Last week, I wrote the BCS was headed towards major controversy this season with four (eligible) teams on the road to perfect records.
Well, here we are one week later and that statement no longer applies.
Sure, there are still three teams on their way to undefeated regular seasons, but if Alabama can be upset, there is no doubt the possibility exists for Oregon, Kansas State and Notre Dame.
Instead, the college football scene is now faced with a different set of circumstances surrounding the title game: a championship without a Southeastern Conference team. No one gave this ending a thought at the beginning of the season. But it’s the direction college football is currently headed, and one the nation hasn’t had since it seems the time dinosaurs roamed the earth.
The year was 2006. Jan. 4, 2006 to be exact.
Big 12 champion Texas beat out Pac-10 champion USC in the Rose Bowl, which served as the championship game that season. But since this time and the beginning of the separately named BCS National Championship game, an SEC team has not only played in each year’s game, but come away with the Coaches’ Trophy every time.

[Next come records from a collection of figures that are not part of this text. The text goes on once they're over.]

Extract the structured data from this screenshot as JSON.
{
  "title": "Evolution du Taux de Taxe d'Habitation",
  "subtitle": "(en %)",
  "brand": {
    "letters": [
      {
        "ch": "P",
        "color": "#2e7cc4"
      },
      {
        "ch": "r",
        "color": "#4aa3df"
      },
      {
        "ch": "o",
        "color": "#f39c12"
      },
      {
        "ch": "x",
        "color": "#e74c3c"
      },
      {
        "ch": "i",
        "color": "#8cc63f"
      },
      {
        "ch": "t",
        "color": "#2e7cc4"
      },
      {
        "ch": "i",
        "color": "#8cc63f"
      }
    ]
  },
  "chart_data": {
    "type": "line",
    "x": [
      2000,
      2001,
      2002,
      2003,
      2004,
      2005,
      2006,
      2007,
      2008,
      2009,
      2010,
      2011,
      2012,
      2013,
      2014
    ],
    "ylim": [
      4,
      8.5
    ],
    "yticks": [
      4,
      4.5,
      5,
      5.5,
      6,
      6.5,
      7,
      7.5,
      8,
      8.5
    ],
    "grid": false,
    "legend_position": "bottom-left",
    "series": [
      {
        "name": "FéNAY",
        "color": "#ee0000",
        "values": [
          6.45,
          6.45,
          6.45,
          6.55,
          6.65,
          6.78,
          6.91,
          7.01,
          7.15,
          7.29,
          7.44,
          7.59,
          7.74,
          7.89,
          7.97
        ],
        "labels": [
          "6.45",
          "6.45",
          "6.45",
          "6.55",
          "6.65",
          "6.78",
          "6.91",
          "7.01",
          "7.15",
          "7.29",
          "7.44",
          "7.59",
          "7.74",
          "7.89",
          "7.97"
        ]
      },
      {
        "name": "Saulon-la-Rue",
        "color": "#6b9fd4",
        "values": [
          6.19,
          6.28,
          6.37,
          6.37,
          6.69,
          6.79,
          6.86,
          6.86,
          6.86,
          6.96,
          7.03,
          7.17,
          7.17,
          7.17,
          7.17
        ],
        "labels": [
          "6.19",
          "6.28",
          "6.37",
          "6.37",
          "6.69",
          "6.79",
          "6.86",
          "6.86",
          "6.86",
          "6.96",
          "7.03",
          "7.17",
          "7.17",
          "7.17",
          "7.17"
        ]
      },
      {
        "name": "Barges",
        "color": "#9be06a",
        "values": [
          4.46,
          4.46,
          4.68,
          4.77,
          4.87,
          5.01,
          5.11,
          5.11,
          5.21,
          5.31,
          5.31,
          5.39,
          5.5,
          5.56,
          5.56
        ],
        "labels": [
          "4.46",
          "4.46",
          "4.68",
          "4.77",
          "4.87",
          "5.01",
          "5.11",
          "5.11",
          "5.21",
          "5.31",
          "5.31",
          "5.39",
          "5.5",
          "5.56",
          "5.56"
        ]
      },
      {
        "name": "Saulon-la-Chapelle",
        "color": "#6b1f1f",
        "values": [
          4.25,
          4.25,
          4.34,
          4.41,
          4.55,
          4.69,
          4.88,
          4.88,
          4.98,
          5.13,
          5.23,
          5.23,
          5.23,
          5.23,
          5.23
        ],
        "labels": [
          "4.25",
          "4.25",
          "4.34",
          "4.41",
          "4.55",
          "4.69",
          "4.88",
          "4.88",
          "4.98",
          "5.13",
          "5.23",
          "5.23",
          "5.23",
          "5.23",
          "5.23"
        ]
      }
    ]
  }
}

SEC newcomer Texas A&M may have upset the top-ranked team in the nation, a storyline most fans enjoy to see unfold, but it also, in high likelihood, put an end to the SEC’s monopoly on college football’s greatest prize.
Most college football fans are more excited about the end of the SEC presence in the game than in the fall of the Crimson Tide. The door is now wide open for other conferences to fight their way to a national title. A championship game pairing between teams from both the Big 12 and Pac-12 (something that hasn’t occurred since 2006) appears to be a very good possibility right now between No. 1 Kansas State and No. 2 Oregon.
While I am excited for the very real possibility that a team from outside the SEC will take home the title as the nation’s best this year, I don’t believe the lack of a team from the SEC in the championship game wipes away the dominance of the conference.
The simple fact is that no team in college football has beaten the elite programs of the SEC this season. Alabama may have been downed Saturday, but it was at the hands of a fellow conference member.
The same goes for No. 5 Georgia, who fell to No. 9 South Carolina and then beat No. 6 Florida two weeks later. Bring in the other top SEC programs like No. 7 LSU, South Carolina and the emerging power No. 8 Texas A&M, who have each accumulated two losses this year all to SEC foes, and the picture is clear.
The SEC is at a disadvantage from finishing with a clean slate because they play in the toughest conference in college football, hands down.
Any idea when the last time one of the four best SEC teams at the end of a season lost to a non-conference opponent? Two seasons ago it happened just once, when Arkansas lost to Ohio State in the Sugar Bowl.
No other BCS conference comes even close to boasting all-around success like the SEC. In this week’s BCS ratings, after undefeated Kansas State, Oregon and Notre Dame at the top three spots, you hit Alabama at No. 4 and then five SEC programs consecutively fall in line. You read it right, six teams from a single conference are currently in the BCS Top 10.
You could argue individual programs compare to those in the SEC. Oregon comes to mind with two trips to the Rose Bowl and a loss in the BCS Championship game in the past three season under the direction of coach Chip Kelly. Ohio State is always a competitive team, although it’s endured turmoil to that status in recent years. But, under the direction of Urban Meyer, the program will likely see even more success in the coming years after this year’s ban on post-season play is served. But you don’t see a conference that continuously produces multiple top programs each year like the SEC.
As the season looks now, the SEC will not have a seventh-consecutive national title to show the unarguable fact that they are the best. The conference will be at the mercy of losses from two of the three undefeated teams for a spot in the title game. If two teams remain undefeated this season, there is no question they deserve a chance to play for the championship. But until Alabama, or whichever SEC team is its best moving forward, is overthrown by a non-conference program, the SEC’s dominance in college football will remain.